Iowa City Mayor Pro Tem Susan Mims said the city has not received as much revenue from property taxes since 2013 state legislation. If passed, the 1 percent sales tax increase could help fill that economic gap by bringing in an additional $9 million to $14 million, Iowa City Finance Director Dennis Brockenstedt said. This money would primarily to roadway maintenance and property-tax relief, and a small portion would go toward affordable housing, with a 50-40-10 percent split.

A local-option sales tax would be directly returned to the community, unlike many state and national tax increases. In November, Iowa City voters have the ability to directly improve their city’s conditions. This sense of tangibility in the current state of our voting system is so often lost. Voters are given a chance to enact a direct change in policy, and the Daily Iowan Editorial Board believes they should take advantage of that fact.

Of course, voters should always be wary of whether a tax increase or tax cut will be beneficial to the community. A sales tax can often translate to a regressive tax, so making sure the poor are not burdened by these taxes is a legitimate concern.

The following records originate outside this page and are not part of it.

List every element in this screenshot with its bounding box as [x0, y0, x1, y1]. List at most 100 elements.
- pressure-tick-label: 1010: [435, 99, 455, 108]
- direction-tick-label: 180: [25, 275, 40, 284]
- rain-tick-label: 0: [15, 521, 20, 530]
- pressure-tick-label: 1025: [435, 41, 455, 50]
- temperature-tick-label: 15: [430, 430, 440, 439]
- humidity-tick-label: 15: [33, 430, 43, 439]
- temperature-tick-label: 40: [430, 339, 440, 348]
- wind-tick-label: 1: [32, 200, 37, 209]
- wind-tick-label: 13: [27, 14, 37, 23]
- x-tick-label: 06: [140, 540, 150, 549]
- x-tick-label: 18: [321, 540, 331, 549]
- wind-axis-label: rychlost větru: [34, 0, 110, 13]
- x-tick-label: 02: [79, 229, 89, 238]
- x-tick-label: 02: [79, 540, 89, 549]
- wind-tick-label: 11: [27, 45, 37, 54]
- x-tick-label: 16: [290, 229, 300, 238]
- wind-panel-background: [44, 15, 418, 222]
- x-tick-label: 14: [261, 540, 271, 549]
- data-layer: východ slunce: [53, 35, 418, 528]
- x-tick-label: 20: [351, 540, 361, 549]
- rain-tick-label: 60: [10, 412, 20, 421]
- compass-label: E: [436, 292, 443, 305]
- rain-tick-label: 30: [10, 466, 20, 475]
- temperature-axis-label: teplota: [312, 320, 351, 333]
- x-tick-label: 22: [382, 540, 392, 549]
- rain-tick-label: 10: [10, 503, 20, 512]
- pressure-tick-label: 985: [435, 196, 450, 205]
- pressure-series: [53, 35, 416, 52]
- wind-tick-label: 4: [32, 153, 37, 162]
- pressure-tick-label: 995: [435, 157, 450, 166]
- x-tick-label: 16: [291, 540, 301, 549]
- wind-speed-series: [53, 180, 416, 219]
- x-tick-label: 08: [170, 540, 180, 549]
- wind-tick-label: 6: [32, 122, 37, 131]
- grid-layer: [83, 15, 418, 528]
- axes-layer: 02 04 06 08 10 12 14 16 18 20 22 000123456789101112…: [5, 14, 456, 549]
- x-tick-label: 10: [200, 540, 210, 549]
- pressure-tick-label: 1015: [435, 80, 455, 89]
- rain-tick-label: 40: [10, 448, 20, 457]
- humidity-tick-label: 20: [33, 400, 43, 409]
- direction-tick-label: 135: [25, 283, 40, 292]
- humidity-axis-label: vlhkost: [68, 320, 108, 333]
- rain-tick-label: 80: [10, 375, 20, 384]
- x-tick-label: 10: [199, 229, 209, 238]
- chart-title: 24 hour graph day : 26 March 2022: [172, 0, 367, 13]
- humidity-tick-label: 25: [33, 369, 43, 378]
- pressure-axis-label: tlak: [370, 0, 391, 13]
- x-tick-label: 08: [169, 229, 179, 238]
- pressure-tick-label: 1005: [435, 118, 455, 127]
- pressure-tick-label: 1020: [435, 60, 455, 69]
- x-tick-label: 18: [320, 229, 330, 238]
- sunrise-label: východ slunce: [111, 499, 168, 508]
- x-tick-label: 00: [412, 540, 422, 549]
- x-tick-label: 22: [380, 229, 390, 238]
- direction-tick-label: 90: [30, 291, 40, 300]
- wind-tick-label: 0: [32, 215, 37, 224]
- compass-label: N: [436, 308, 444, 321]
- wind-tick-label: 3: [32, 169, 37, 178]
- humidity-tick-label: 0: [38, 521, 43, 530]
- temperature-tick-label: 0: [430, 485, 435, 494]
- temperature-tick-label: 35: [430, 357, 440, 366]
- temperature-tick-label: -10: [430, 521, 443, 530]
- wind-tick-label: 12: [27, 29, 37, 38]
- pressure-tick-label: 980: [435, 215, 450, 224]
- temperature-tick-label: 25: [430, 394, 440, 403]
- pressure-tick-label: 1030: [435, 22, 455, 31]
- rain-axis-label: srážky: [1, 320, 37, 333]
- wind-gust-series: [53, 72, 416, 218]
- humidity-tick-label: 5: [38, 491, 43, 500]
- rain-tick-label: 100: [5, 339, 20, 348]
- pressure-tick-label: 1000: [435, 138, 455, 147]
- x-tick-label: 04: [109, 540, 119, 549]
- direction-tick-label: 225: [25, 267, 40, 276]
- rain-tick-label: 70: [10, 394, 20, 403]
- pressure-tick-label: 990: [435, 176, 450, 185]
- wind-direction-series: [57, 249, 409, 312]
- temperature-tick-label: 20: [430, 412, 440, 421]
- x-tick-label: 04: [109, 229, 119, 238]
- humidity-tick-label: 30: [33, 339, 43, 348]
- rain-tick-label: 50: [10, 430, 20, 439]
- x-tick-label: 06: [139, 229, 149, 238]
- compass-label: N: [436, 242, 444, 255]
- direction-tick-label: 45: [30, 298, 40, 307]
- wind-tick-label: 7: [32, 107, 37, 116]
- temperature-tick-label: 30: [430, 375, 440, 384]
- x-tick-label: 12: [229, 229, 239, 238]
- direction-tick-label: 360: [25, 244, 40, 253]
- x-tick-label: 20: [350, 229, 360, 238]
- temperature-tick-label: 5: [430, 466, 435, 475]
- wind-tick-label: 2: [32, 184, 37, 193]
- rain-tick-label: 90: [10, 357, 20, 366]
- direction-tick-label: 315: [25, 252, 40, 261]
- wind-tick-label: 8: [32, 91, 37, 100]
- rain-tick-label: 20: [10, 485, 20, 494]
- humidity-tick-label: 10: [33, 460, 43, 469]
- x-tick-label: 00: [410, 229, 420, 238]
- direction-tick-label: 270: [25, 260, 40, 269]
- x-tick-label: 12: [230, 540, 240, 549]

While basic necessities tend to be purchased in the same frequency across all income brackets, it is important to remember that most of what falls under this proposed sales tax are not items of necessity. When these items are taken off the table, much of the potential revenue could be collected from nonresidents and visitors, whether it is from game-day festivities or Pedestrian Mall tourists.

Many voters may never like the sound of a tax increase, but this could be a very realistic and practical tax for the community, if all goes well for the vote in November.

However, if the five area towns pass it, other Johnson County towns need to pass the local-option tax as well. If they don’t, those towns won’t receive a share of the revenues collected despite having being subject to the tax while shopping in Iowa City or Coralville. This is why local groups such as the Yes Campaign are trying to inform voters about the tax increase. Explaining to residents how the money will be used, how it affects them, and what they can do to support the tax will, hopefully, be enough to move citizens to vote on it in November.

A 1 percent increase to Iowa City’s sales tax will not change the status quo for individuals much, but it could have a big effect on the city’s funding. Ultimately, voters have to make a choice in November whether to approve the local-option tax, which we believe will benefit the entire community.